DOWNSIDE: It’s still Canada.
7. Mars
OK it is otherworldly, but since they’ve often behaved like they are from another planet many times over, it might not be the worst option even if improbable.
Since most of humanity is enamoured by open borders and liberalism, lifting them off with the first exploratory group to populate the Red Planet may be a blessing in disguise.
UPSIDE: In spacesuits all the time, they can’t tell if there are minorities in the midst. Everyone looking the same, dream come through for them I bet.
8. A travelling circus
Well it’s a place, let’s not split hairs about it. Loud-mouths spouting weird ideas are always an attraction as long as the audience don’t have to endure them daily — in this universe Zulkifli Noordin would be a novelty.
Where else would people who belong in a different time with no more contemporaries go, why they’d join the circus. Being a freak is a not a problem, rather it is a point of attraction.

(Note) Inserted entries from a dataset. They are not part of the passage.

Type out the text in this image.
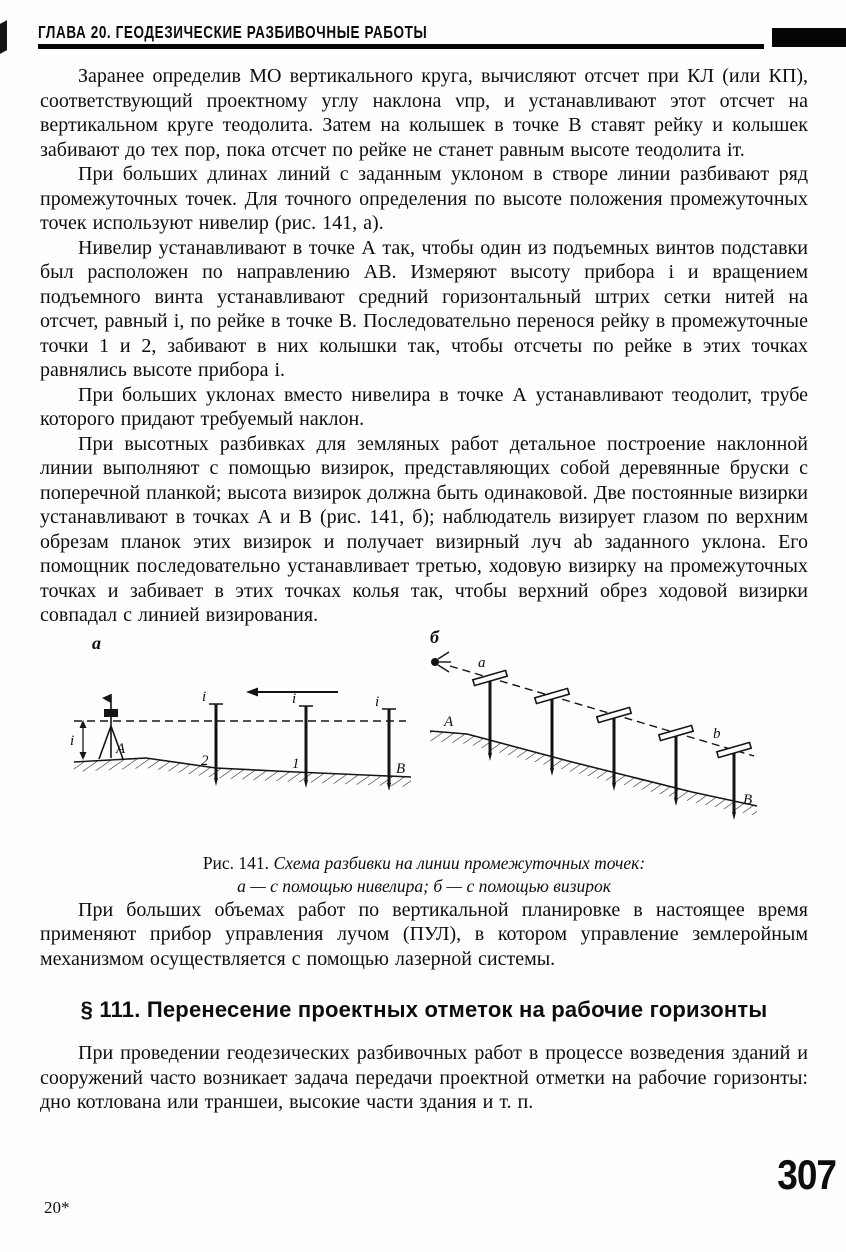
ГЛАВА 20. ГЕОДЕЗИЧЕСКИЕ РАЗБИВОЧНЫЕ РАБОТЫ

Заранее определив МО вертикального круга, вычисляют отсчет при КЛ (или КП), соответствующий проектному углу наклона νпр, и устанавливают этот отсчет на вертикальном круге теодолита. Затем на колышек в точке В ставят рейку и колышек забивают до тех пор, пока отсчет по рейке не станет равным высоте теодолита iт.

При больших длинах линий с заданным уклоном в створе линии разбивают ряд промежуточных точек. Для точного определения по высоте положения промежуточных точек используют нивелир (рис. 141, а).

Нивелир устанавливают в точке А так, чтобы один из подъемных винтов подставки был расположен по направлению АВ. Измеряют высоту прибора i и вращением подъемного винта устанавливают средний горизонтальный штрих сетки нитей на отсчет, равный i, по рейке в точке В. Последовательно перенося рейку в промежуточные точки 1 и 2, забивают в них колышки так, чтобы отсчеты по рейке в этих точках равнялись высоте прибора i.

При больших уклонах вместо нивелира в точке А устанавливают теодолит, трубе которого придают требуемый наклон.

При высотных разбивках для земляных работ детальное построение наклонной линии выполняют с помощью визирок, представляющих собой деревянные бруски с поперечной планкой; высота визирок должна быть одинаковой. Две постоянные визирки устанавливают в точках А и В (рис. 141, б); наблюдатель визирует глазом по верхним обрезам планок этих визирок и получает визирный луч ab заданного уклона. Его помощник последовательно устанавливает третью, ходовую визирку на промежуточных точках и забивает в этих точках колья так, чтобы верхний обрез ходовой визирки совпадал с линией визирования.

а	б
i
i	i	i
А
2	1	В
а
А
b
В
Рис. 141. Схема разбивки на линии промежуточных точек:
а — с помощью нивелира; б — с помощью визирок

При больших объемах работ по вертикальной планировке в настоящее время применяют прибор управления лучом (ПУЛ), в котором управление землеройным механизмом осуществляется с помощью лазерной системы.

§ 111. Перенесение проектных отметок на рабочие горизонты

При проведении геодезических разбивочных работ в процессе возведения зданий и сооружений часто возникает задача передачи проектной отметки на рабочие горизонты: дно котлована или траншеи, высокие части здания и т. п.

20*
307
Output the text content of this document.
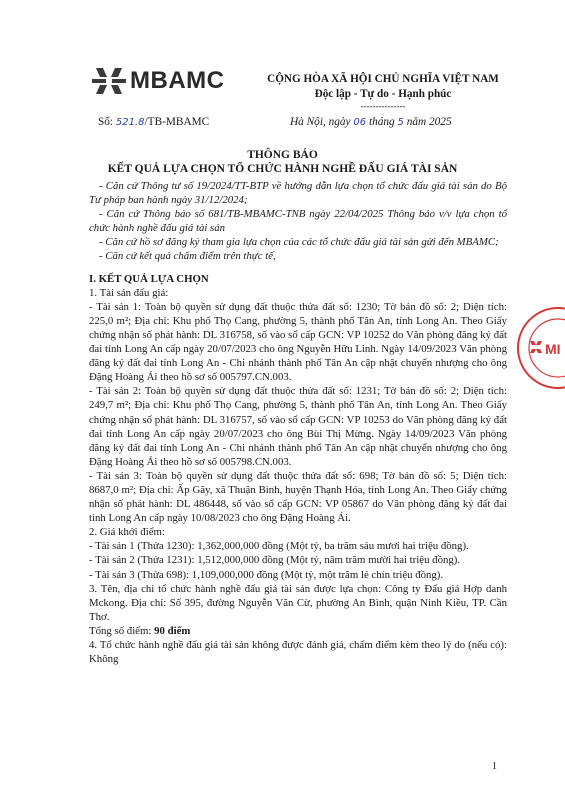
MBAMC	CỘNG HÒA XÃ HỘI CHỦ NGHĨA VIỆT NAM
Độc lập - Tự do - Hạnh phúc
---------------
Số: 521.8/TB-MBAMC	Hà Nội, ngày 06 tháng 5 năm 2025
THÔNG BÁO
KẾT QUẢ LỰA CHỌN TỔ CHỨC HÀNH NGHỀ ĐẤU GIÁ TÀI SẢN

- Căn cứ Thông tư số 19/2024/TT-BTP về hướng dẫn lựa chọn tổ chức đấu giá tài sản do Bộ Tư pháp ban hành ngày 31/12/2024;

- Căn cứ Thông báo số 681/TB-MBAMC-TNB ngày 22/04/2025 Thông báo v/v lựa chọn tổ chức hành nghề đấu giá tài sản

- Căn cứ hồ sơ đăng ký tham gia lựa chọn của các tổ chức đấu giá tài sản gửi đến MBAMC;

- Căn cứ kết quả chấm điểm trên thực tế,

I. KẾT QUẢ LỰA CHỌN

1. Tài sản đấu giá:

- Tài sản 1: Toàn bộ quyền sử dụng đất thuộc thửa đất số: 1230; Tờ bản đồ số: 2; Diện tích: 225,0 m²; Địa chỉ: Khu phố Thọ Cang, phường 5, thành phố Tân An, tỉnh Long An. Theo Giấy chứng nhận số phát hành: DL 316758, số vào sổ cấp GCN: VP 10252 do Văn phòng đăng ký đất đai tỉnh Long An cấp ngày 20/07/2023 cho ông Nguyễn Hữu Linh. Ngày 14/09/2023 Văn phòng đăng ký đất đai tỉnh Long An - Chi nhánh thành phố Tân An cập nhật chuyển nhượng cho ông Đặng Hoàng Ái theo hồ sơ số 005797.CN.003.

- Tài sản 2: Toàn bộ quyền sử dụng đất thuộc thửa đất số: 1231; Tờ bản đồ số: 2; Diện tích: 249,7 m²; Địa chỉ: Khu phố Thọ Cang, phường 5, thành phố Tân An, tỉnh Long An. Theo Giấy chứng nhận số phát hành: DL 316757, số vào sổ cấp GCN: VP 10253 do Văn phòng đăng ký đất đai tỉnh Long An cấp ngày 20/07/2023 cho ông Bùi Thị Mừng. Ngày 14/09/2023 Văn phòng đăng ký đất đai tỉnh Long An - Chi nhánh thành phố Tân An cập nhật chuyển nhượng cho ông Đặng Hoàng Ái theo hồ sơ số 005798.CN.003.

- Tài sản 3: Toàn bộ quyền sử dụng đất thuộc thửa đất số: 698; Tờ bản đồ số: 5; Diện tích: 8687,0 m²; Địa chỉ: Ấp Gãy, xã Thuận Bình, huyện Thạnh Hóa, tỉnh Long An. Theo Giấy chứng nhận số phát hành: DL 486448, số vào sổ cấp GCN: VP 05867 do Văn phòng đăng ký đất đai tỉnh Long An cấp ngày 10/08/2023 cho ông Đặng Hoàng Ái.

2. Giá khởi điểm:

- Tài sản 1 (Thửa 1230): 1,362,000,000 đồng (Một tỷ, ba trăm sáu mươi hai triệu đồng).

- Tài sản 2 (Thửa 1231): 1,512,000,000 đồng (Một tỷ, năm trăm mười hai triệu đồng).

- Tài sản 3 (Thửa 698): 1,109,000,000 đồng (Một tỷ, một trăm lẻ chín triệu đồng).

3. Tên, địa chỉ tổ chức hành nghề đấu giá tài sản được lựa chọn: Công ty Đấu giá Hợp danh Mckong. Địa chỉ: Số 395, đường Nguyễn Văn Cừ, phường An Bình, quận Ninh Kiều, TP. Cần Thơ.

Tổng số điểm: 90 điểm

4. Tổ chức hành nghề đấu giá tài sản không được đánh giá, chấm điểm kèm theo lý do (nếu có): Không

1
MI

POSSIBLE CONCERNS: The caravan being burnt occasionally.
9. Graceland
If you take it literally then that will be Memphis, Tennessee in the US. But they will never ever get green cards or visas to the US, so we are going to go with the conceptual one as sung by Paul Simon in his 1987 album. (Graceland the track in the album Graceland)

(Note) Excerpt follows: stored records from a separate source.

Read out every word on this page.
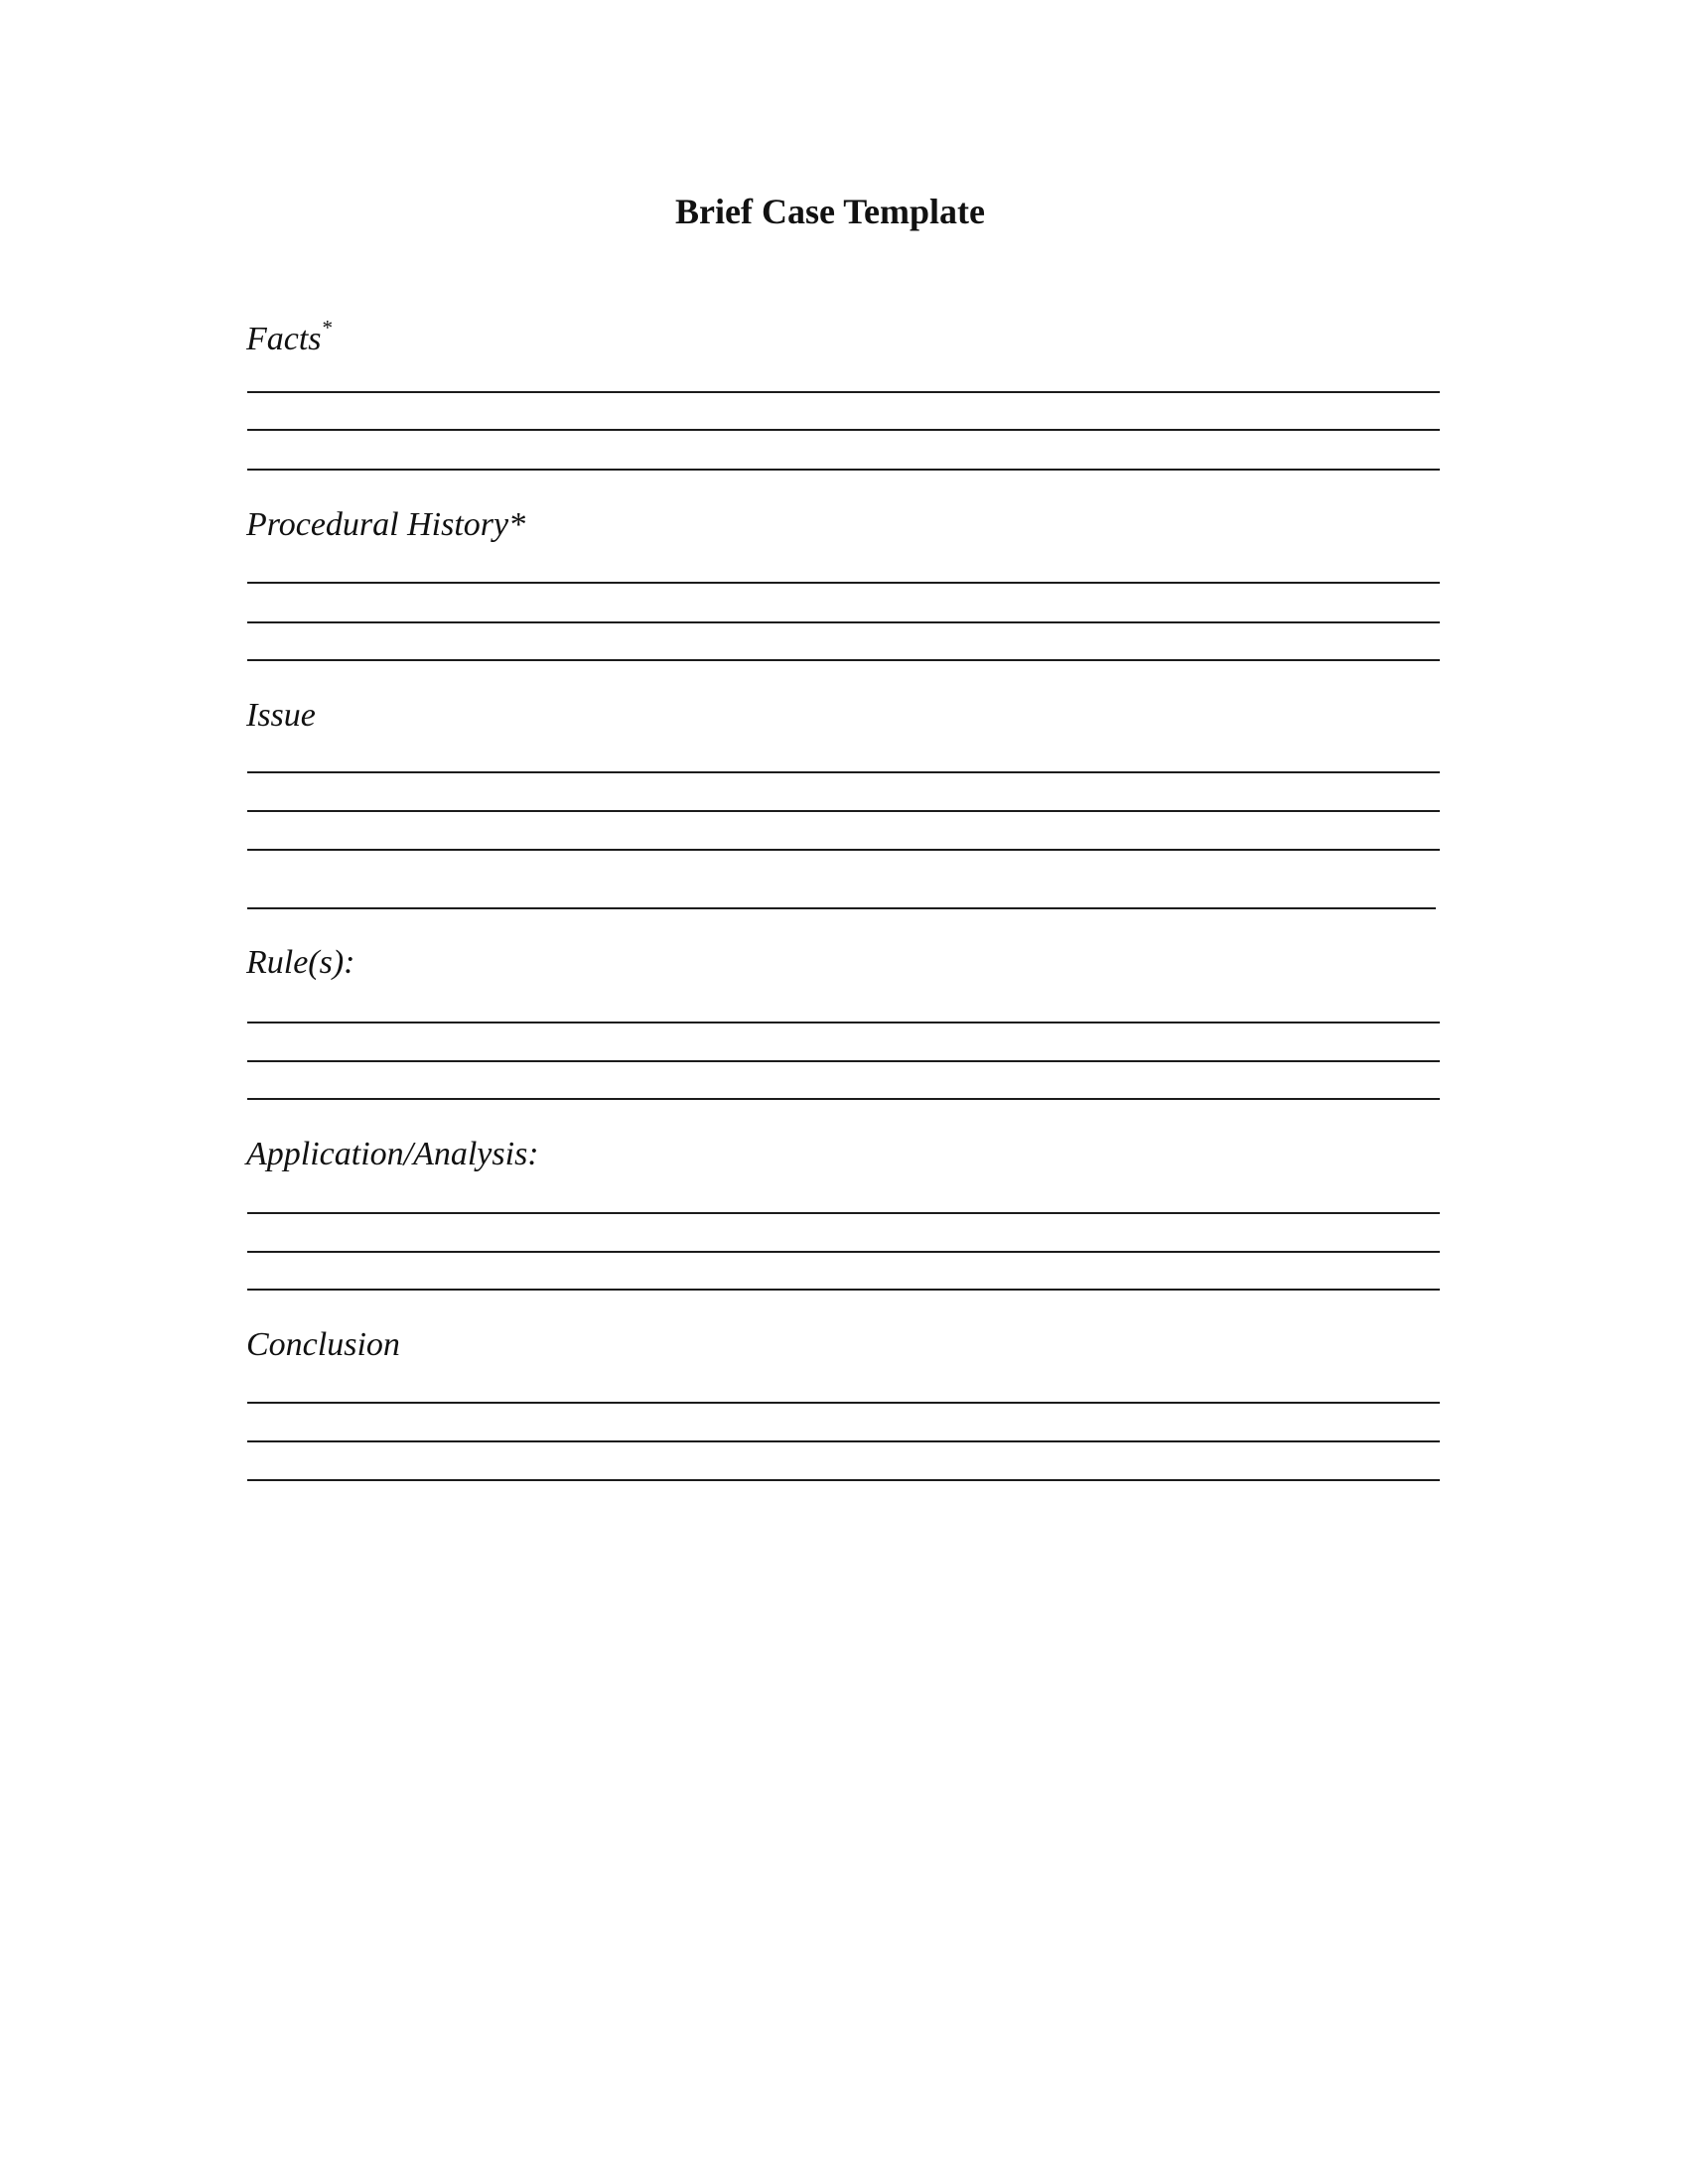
Brief Case Template
Facts*
Procedural History*
Issue
Rule(s):
Application/Analysis:
Conclusion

Simon believes we all will be received in “Graceland” and I imagine that would include the haters too. Hate all you want Dr Mahathir, everyone has a place here.
POSSIBLE CONCERNS: They may have to be severely drugged to get into the state of being in “Graceland.”
10. Alangudi, Tamil Nadu, India
Fine, I’m out of choices.
But my grandma in this small hamlet in South India accepts all visitors and would be excited to host them.
There is no other reason other than my relatives are generally kind and don’t think just because you look different then you have to be treated differently.
POSSIBLE CONCERNS: None
UPSIDE: Can’t really see it
Again, please stay
As I pointed out at the start, no one needs to go.
This is just to provide options for our friends who rigorously oppose everything we stand for, things like a progressive government, full participation and transparency.
So then when we do counter their belligerence against us with asking them to leave Malaysia first at least the options are made available to them.
I admit that these are lean pickings, but right-wing dude I did not ask you to be a self-righteous, loud and threatening individual bent on causing mischief by repeatedly sowing seeds of mistrust in the country. That type of thing is not so popular outside, and which is why most countries would not bother to have you over.
Still, if you have to, Bon Voyage!
* This is the personal opinion of the columnist.